Here’s where you come in. There are some easy ways you can give back, many of which come with a heaping side of deliciousness. One of the best ways you can help the La Cocina entrepreneurs is to support those businesses directly, which, for those who live in the Bay Area, may mean ordering a flavorful meal to be delivered or picked up to enjoy at home. Not every restaurant is open for business, but for those that are closed, you can also contribute to their GoFundMe or order a gift card that will supply the business with much-needed cash now and can be used by you later when order is restored to the world. See a list of all of the La Cocina businesses and what they’re offering here. La Cocina is also selling a La Cocina Food Box for anyone with the means to pick it up at its Folsom Street location. Each box contains a week’s worth of fresh and frozen food from 10 La Cocina businesses and 100% of the sales go back to the business. (Quantities are limited, so if you want one, be sure to order when the new menu goes up on Saturdays.)

Pasternak suggests thinking about the businesses you really miss going to.  “Which are the places you want to make sure are still standing when this is all over? Start by supporting those places,” she says. “Generally they’ll have a notification on their website or social media about a GoFundMe that they’ve set up for staff or gift cards or merch that you can purchase and that is really helpful.” The Pineapple Collaborative has a “Woman-Powered” collection on Caviar, a popular food delivery platform, that it curates in 10 different major markets, so if you’re in one of those cities, order takeout from one of those restaurants (and be sure to tip your courier well).

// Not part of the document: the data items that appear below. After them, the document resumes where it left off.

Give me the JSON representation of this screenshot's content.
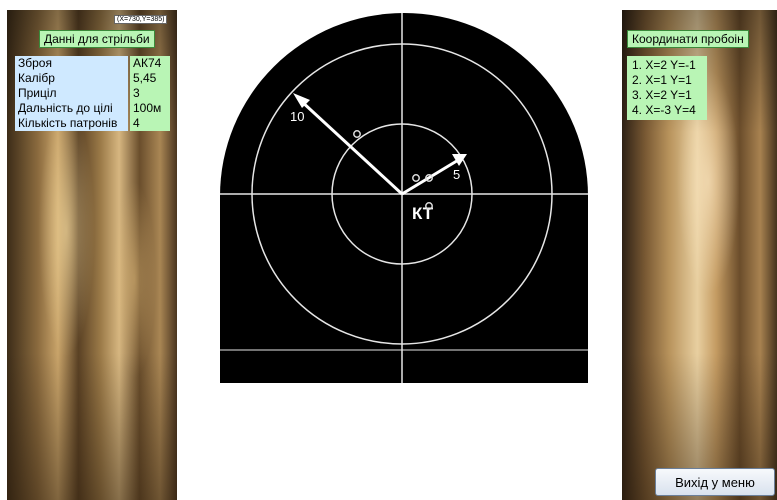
{
  "coords_readout": "(X=730,Y=385)",
  "left_panel": {
    "header": "Данні для стрільби",
    "rows": [
      {
        "label": "Зброя",
        "value": "АК74"
      },
      {
        "label": "Калібр",
        "value": "5,45"
      },
      {
        "label": "Приціл",
        "value": "3"
      },
      {
        "label": "Дальність до цілі",
        "value": "100м"
      },
      {
        "label": "Кількість патронів",
        "value": "4"
      }
    ]
  },
  "right_panel": {
    "header": "Координати пробоін",
    "holes": [
      "1. X=2  Y=-1",
      "2. X=1  Y=1",
      "3. X=2  Y=1",
      "4. X=-3  Y=4"
    ],
    "exit_label": "Вихід у меню"
  },
  "target": {
    "ring_label_outer": "10",
    "ring_label_inner": "5",
    "center_label": "КТ"
  }
}
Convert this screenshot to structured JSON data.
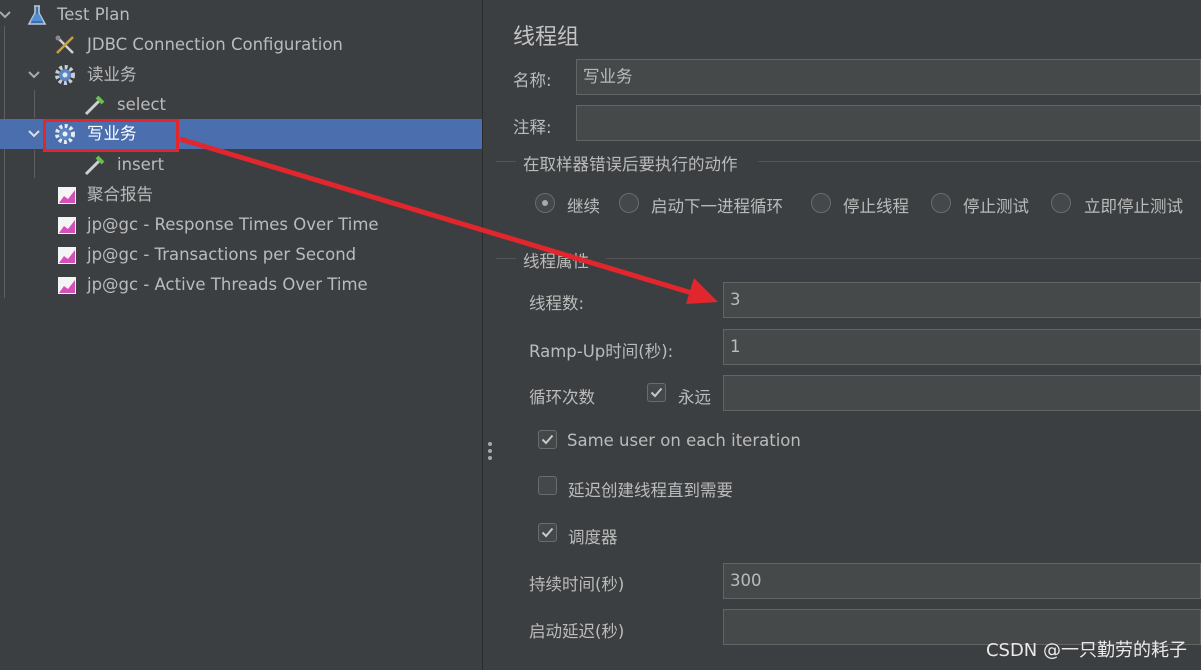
{
  "tree": {
    "items": [
      {
        "label": "Test Plan",
        "icon": "flask-icon"
      },
      {
        "label": "JDBC Connection Configuration",
        "icon": "wrench-icon"
      },
      {
        "label": "读业务",
        "icon": "gear-icon"
      },
      {
        "label": "select",
        "icon": "sampler-icon"
      },
      {
        "label": "写业务",
        "icon": "gear-icon"
      },
      {
        "label": "insert",
        "icon": "sampler-icon"
      },
      {
        "label": "聚合报告",
        "icon": "chart-icon"
      },
      {
        "label": "jp@gc - Response Times Over Time",
        "icon": "chart-icon"
      },
      {
        "label": "jp@gc - Transactions per Second",
        "icon": "chart-icon"
      },
      {
        "label": "jp@gc - Active Threads Over Time",
        "icon": "chart-icon"
      }
    ],
    "selected": "写业务"
  },
  "form": {
    "title": "线程组",
    "name_label": "名称:",
    "name_value": "写业务",
    "comment_label": "注释:",
    "comment_value": "",
    "error_section_title": "在取样器错误后要执行的动作",
    "error_actions": [
      "继续",
      "启动下一进程循环",
      "停止线程",
      "停止测试",
      "立即停止测试"
    ],
    "error_action_selected": "继续",
    "props_section_title": "线程属性",
    "threads_label": "线程数:",
    "threads_value": "3",
    "rampup_label": "Ramp-Up时间(秒):",
    "rampup_value": "1",
    "loop_label": "循环次数",
    "forever_label": "永远",
    "forever_checked": true,
    "loop_value": "",
    "same_user_label": "Same user on each iteration",
    "same_user_checked": true,
    "delay_label": "延迟创建线程直到需要",
    "delay_checked": false,
    "scheduler_label": "调度器",
    "scheduler_checked": true,
    "duration_label": "持续时间(秒)",
    "duration_value": "300",
    "startup_delay_label": "启动延迟(秒)",
    "startup_delay_value": ""
  },
  "watermark": "CSDN @一只勤劳的耗子",
  "colors": {
    "panel_bg": "#3c3f41",
    "selection": "#4b6eaf",
    "annotation_red": "#e1262d",
    "field_bg": "#45494a"
  }
}
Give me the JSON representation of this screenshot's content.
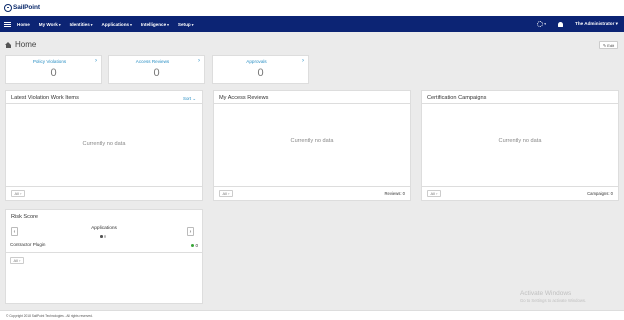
{
  "brand": {
    "logo_text": "SailPoint"
  },
  "nav": {
    "items": [
      {
        "label": "Home",
        "has_caret": false
      },
      {
        "label": "My Work",
        "has_caret": true
      },
      {
        "label": "Identities",
        "has_caret": true
      },
      {
        "label": "Applications",
        "has_caret": true
      },
      {
        "label": "Intelligence",
        "has_caret": true
      },
      {
        "label": "Setup",
        "has_caret": true
      }
    ],
    "caret": "▾",
    "user": "The Administrator ▾",
    "gear_caret": "▾"
  },
  "page": {
    "title": "Home",
    "edit_label": "Edit"
  },
  "stats": [
    {
      "label": "Policy Violations",
      "value": "0"
    },
    {
      "label": "Access Reviews",
      "value": "0"
    },
    {
      "label": "Approvals",
      "value": "0"
    }
  ],
  "chevron": "›",
  "panels": {
    "violations": {
      "title": "Latest Violation Work Items",
      "sort_label": "Sort ⌄",
      "empty": "Currently no data",
      "all_label": "All ›"
    },
    "access_reviews": {
      "title": "My Access Reviews",
      "empty": "Currently no data",
      "all_label": "All ›",
      "count_label": "Reviews: 0"
    },
    "campaigns": {
      "title": "Certification Campaigns",
      "empty": "Currently no data",
      "all_label": "All ›",
      "count_label": "Campaigns: 0"
    },
    "risk": {
      "title": "Risk Score",
      "category": "Applications",
      "prev": "‹",
      "next": "›",
      "row_label": "Contractor Plugin",
      "row_score": "0",
      "all_label": "All ›"
    }
  },
  "footer": {
    "copyright": "© Copyright 2018 SailPoint Technologies - All rights reserved."
  },
  "watermark": {
    "line1": "Activate Windows",
    "line2": "Go to Settings to activate Windows."
  },
  "colors": {
    "navbar": "#0c2474",
    "accent_link": "#2a8fc4",
    "score_dot": "#3aa63a"
  }
}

Looking for other ways to give back but don’t live in one of the places mentioned? Here are a few other ideas:

If you can only do one thing, Pasternak asks that you call your representatives in congress and demand better stimulus terms for restaurants. There are estimates that up to 20% (one in five) of the more than one million restaurants in the United States will permanently shutter, and those that are independently run are far more vulnerable than bigger chains. The CARES Act provides a temporary lifeline, but it’s not enough. Take a minute to call or email; your voice matters — now more than ever.